How to prove that $$\min\left(1,\min(1,x+y)+z\right)=\min\left(1,x+\min(1,y+z)\right)$$ where $x,y,z\in[0,1]$?

Answer 1

I don't know what's fuzzy about this.

What would we need for the following statement? $$\min(1, \min(1, x+y) + z) < \min(1, x + \min(1, y+z))\tag{1}$$

Note that $\min(a,b) < c$ is equivalent to $(a < c) \ \text{or}\ (b < c)$, while $a < \min(b,c)$ is equivalent to $(a < b) \ \text{and}\ (a < c)$. Using these a few times, and noting that $1<1$ and $0 < 0$ are false, we find that (1) is equivalent to

$$ ((0 < -z) \; \text{and}\; (-x + z < 0)\; \text{and}\; (1-x < y))\ \text{or}\ ((-x + z < 0) \; \text{and}\; (x + y < 1 - z) \; \text{and} \; (1 - x < y))$$ Both clauses here are incompatible with $z \ge 0$. So we conclude that (1) is impossible if $z \ge 0$.

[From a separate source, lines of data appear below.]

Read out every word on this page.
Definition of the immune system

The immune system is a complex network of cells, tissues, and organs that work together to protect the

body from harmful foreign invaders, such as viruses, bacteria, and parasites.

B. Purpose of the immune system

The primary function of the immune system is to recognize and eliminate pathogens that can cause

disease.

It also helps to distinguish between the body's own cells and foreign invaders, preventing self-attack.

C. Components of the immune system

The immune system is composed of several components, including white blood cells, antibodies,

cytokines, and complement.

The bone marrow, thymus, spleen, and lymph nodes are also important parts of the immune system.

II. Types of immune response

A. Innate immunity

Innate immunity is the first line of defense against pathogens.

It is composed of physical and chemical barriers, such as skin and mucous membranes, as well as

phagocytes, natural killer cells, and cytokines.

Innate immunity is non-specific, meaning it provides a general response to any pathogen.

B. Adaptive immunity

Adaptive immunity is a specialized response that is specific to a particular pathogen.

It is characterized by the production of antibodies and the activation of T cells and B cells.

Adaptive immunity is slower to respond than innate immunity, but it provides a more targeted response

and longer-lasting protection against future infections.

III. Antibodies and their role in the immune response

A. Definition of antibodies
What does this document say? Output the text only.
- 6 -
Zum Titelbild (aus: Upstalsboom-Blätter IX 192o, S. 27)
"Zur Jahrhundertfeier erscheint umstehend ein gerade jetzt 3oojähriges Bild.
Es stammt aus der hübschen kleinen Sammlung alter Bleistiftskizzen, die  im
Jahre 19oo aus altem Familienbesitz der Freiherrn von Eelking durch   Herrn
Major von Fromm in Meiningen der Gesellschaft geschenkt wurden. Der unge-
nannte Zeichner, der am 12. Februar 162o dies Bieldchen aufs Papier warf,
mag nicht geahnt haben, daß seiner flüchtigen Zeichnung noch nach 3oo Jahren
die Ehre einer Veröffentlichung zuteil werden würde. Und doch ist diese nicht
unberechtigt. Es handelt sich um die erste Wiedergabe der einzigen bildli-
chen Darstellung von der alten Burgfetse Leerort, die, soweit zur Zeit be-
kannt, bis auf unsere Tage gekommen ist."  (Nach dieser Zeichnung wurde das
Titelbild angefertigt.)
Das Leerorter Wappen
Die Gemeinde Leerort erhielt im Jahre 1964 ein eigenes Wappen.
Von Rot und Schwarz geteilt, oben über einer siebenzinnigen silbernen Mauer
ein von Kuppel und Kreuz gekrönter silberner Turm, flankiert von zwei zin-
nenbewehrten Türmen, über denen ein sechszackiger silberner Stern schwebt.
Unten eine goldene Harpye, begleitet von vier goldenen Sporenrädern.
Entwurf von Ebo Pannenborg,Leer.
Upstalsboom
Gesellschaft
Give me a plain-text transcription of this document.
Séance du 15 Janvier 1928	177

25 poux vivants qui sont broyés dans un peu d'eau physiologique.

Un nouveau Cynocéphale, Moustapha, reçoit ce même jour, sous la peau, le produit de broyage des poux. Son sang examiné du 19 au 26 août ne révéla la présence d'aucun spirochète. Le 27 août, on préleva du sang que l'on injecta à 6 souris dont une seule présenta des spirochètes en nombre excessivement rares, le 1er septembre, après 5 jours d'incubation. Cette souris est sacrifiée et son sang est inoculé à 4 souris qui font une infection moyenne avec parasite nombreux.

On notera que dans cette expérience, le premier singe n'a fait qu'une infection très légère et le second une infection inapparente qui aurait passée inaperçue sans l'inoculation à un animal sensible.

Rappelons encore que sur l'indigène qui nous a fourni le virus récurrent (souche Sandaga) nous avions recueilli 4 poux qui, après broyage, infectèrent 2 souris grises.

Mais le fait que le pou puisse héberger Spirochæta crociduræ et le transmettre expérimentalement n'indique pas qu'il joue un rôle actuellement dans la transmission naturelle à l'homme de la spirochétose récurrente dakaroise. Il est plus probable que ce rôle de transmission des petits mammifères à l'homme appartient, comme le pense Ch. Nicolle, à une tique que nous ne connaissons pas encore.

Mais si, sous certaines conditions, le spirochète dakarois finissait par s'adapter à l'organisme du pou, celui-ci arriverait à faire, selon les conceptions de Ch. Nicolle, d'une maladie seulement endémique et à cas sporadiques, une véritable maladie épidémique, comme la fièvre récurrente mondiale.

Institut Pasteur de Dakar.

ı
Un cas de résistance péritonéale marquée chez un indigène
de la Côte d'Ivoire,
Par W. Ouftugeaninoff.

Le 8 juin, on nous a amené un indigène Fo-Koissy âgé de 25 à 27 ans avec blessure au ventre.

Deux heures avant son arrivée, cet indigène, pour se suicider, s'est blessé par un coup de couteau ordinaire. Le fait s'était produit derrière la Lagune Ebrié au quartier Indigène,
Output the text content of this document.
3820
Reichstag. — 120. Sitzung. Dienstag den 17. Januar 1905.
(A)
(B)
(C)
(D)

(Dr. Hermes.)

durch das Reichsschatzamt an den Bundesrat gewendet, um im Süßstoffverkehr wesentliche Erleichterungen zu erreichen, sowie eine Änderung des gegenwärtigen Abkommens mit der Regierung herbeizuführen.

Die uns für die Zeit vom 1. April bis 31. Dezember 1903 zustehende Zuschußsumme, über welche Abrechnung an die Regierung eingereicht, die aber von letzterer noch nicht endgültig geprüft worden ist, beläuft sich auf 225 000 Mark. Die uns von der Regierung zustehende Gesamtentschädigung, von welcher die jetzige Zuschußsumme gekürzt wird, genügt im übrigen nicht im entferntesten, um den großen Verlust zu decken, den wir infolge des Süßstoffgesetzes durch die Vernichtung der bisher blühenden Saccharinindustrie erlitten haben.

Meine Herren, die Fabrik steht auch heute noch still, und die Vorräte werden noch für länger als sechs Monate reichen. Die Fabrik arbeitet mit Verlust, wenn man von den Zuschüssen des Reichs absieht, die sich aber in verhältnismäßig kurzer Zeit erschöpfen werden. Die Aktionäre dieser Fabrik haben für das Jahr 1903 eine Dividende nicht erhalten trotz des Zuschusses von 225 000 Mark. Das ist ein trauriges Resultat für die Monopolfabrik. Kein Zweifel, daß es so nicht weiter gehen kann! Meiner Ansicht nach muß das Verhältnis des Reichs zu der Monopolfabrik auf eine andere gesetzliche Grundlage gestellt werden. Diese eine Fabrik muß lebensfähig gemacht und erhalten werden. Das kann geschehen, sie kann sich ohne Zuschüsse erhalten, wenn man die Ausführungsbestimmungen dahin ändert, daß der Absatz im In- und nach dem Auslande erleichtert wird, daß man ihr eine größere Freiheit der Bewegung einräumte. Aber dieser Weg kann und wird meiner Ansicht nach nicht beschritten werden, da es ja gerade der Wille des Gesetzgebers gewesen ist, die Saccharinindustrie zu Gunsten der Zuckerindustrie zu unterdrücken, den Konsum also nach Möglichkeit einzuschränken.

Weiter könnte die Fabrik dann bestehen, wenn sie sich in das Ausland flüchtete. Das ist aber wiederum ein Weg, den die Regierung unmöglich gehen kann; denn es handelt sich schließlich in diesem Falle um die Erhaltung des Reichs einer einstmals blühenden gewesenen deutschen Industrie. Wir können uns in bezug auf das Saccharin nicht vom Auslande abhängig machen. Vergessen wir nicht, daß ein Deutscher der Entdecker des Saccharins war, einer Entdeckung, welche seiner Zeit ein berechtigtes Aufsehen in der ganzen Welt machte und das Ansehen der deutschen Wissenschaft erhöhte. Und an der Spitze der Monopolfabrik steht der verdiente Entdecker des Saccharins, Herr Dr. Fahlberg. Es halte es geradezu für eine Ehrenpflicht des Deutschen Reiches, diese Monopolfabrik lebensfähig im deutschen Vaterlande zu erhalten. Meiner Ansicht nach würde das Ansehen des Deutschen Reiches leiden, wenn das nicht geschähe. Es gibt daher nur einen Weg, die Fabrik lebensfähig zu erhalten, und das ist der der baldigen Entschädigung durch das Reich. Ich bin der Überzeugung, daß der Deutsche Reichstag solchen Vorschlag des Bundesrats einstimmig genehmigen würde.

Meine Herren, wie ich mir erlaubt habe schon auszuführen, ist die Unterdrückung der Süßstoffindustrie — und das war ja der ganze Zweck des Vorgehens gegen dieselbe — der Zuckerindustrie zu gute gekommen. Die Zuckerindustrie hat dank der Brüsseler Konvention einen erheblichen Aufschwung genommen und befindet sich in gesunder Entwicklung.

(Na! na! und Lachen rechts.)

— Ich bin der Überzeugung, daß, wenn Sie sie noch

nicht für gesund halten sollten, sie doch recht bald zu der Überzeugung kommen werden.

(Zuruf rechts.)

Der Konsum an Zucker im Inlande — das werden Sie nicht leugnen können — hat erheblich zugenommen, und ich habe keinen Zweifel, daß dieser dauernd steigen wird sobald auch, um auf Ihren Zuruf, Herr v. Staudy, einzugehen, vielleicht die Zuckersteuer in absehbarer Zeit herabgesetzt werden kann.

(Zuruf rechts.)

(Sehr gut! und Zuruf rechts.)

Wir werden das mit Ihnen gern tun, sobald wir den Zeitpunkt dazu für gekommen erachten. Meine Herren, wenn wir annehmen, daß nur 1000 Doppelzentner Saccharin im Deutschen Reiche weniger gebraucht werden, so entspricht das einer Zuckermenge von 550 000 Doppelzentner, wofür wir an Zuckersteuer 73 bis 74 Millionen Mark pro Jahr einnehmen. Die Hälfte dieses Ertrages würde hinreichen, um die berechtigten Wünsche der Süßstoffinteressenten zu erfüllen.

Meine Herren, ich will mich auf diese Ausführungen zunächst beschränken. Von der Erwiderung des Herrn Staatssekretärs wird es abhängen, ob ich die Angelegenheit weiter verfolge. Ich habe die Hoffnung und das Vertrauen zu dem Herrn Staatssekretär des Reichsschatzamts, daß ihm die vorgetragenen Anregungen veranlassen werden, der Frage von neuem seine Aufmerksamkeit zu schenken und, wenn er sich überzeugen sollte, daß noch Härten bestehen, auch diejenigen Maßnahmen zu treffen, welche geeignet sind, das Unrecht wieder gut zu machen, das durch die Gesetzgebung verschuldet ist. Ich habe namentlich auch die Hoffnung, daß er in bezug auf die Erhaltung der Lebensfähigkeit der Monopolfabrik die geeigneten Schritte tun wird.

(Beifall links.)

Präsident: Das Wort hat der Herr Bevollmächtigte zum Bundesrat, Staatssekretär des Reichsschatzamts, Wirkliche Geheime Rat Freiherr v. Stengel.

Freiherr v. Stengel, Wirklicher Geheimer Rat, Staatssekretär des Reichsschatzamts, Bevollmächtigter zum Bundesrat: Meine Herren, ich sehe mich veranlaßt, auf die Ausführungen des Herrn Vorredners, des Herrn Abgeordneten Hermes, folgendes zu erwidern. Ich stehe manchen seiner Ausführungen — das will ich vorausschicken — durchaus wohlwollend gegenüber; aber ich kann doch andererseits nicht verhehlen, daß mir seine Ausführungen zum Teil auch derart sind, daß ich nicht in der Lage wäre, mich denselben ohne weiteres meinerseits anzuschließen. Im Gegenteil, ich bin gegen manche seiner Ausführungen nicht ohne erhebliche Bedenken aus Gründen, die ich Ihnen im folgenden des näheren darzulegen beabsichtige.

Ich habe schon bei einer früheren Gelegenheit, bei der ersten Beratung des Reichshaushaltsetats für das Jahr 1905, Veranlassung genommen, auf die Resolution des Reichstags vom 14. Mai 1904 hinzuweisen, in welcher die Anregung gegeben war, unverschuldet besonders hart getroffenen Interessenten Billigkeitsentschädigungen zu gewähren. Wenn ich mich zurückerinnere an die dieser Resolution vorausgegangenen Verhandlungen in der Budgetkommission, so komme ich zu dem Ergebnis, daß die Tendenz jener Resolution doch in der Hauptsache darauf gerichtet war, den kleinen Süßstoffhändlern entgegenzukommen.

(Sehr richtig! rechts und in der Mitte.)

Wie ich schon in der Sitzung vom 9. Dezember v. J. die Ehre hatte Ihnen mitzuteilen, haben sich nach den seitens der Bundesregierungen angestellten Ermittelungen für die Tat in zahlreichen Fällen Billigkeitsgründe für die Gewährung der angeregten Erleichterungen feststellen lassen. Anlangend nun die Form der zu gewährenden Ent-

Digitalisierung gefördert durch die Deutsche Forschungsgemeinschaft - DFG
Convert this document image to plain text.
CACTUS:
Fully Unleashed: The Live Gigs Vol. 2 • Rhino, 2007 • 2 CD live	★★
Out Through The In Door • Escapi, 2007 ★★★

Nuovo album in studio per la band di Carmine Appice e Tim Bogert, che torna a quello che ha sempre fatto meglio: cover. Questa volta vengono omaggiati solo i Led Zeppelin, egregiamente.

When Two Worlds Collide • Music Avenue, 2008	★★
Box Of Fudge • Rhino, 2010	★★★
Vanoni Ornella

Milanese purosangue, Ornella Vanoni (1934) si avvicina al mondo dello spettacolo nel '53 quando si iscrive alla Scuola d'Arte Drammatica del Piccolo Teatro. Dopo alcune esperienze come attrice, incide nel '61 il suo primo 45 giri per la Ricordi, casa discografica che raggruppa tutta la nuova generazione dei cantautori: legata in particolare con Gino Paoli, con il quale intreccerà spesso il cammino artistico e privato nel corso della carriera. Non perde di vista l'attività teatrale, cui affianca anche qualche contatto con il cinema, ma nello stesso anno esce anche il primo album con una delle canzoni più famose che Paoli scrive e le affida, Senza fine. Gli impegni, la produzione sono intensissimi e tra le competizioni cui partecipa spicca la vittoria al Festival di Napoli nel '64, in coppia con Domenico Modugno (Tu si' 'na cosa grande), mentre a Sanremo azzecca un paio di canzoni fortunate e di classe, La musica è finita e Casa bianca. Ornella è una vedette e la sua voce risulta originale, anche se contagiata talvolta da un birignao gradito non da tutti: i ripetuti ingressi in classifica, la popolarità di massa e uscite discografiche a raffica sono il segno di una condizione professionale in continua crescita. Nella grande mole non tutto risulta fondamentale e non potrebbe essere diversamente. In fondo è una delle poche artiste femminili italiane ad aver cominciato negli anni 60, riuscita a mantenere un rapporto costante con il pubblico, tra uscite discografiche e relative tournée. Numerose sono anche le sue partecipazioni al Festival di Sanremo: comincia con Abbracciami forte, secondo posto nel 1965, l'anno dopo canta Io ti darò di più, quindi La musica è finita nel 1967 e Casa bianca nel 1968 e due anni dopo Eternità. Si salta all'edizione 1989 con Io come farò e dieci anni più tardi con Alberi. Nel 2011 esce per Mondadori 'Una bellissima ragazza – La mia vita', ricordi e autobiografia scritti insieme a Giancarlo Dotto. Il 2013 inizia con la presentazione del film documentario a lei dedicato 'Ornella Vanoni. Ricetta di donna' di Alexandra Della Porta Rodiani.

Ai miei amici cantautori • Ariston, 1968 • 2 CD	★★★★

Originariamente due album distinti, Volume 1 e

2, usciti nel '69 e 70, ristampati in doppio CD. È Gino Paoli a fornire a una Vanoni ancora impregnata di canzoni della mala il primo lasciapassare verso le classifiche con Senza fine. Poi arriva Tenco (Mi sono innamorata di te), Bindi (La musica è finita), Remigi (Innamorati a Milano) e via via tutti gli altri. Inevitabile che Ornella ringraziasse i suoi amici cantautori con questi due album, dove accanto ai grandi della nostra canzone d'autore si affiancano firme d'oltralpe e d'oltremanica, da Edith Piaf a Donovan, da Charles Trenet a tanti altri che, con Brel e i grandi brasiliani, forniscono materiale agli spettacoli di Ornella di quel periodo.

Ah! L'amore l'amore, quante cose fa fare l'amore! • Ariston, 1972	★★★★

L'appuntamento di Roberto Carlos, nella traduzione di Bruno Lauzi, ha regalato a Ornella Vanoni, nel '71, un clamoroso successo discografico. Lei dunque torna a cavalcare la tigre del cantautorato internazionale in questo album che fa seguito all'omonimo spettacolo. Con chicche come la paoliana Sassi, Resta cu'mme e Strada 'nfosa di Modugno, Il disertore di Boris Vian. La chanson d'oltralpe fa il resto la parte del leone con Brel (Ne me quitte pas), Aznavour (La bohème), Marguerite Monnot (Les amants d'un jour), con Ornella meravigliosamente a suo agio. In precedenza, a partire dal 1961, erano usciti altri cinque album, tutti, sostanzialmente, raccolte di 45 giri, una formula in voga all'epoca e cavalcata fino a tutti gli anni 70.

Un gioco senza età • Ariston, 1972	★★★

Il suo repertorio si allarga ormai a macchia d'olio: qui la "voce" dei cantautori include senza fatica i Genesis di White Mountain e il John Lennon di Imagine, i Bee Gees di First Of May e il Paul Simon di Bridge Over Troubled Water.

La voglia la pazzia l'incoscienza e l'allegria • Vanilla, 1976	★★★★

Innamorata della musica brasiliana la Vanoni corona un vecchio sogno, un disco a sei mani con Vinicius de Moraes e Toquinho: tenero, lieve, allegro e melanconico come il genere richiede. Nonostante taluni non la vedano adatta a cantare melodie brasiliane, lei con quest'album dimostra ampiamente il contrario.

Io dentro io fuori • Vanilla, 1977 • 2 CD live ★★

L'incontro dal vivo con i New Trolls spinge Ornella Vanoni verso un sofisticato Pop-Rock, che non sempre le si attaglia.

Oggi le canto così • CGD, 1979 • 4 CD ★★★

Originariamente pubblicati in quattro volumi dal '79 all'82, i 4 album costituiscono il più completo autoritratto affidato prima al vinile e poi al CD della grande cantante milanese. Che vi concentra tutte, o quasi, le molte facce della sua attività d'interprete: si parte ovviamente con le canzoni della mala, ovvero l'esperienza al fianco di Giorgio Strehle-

Since $$\min(1, \min(1, x+y) + z) > \min(1, x + \min(1, y+z))\tag{2}$$ is equivalent to what you get from (1) by interchanging $x$ with $z$, that is incompatible with $x \ge 0$.

We conclude that your equation is always satisfied if $x \ge 0$ and $z \ge 0$.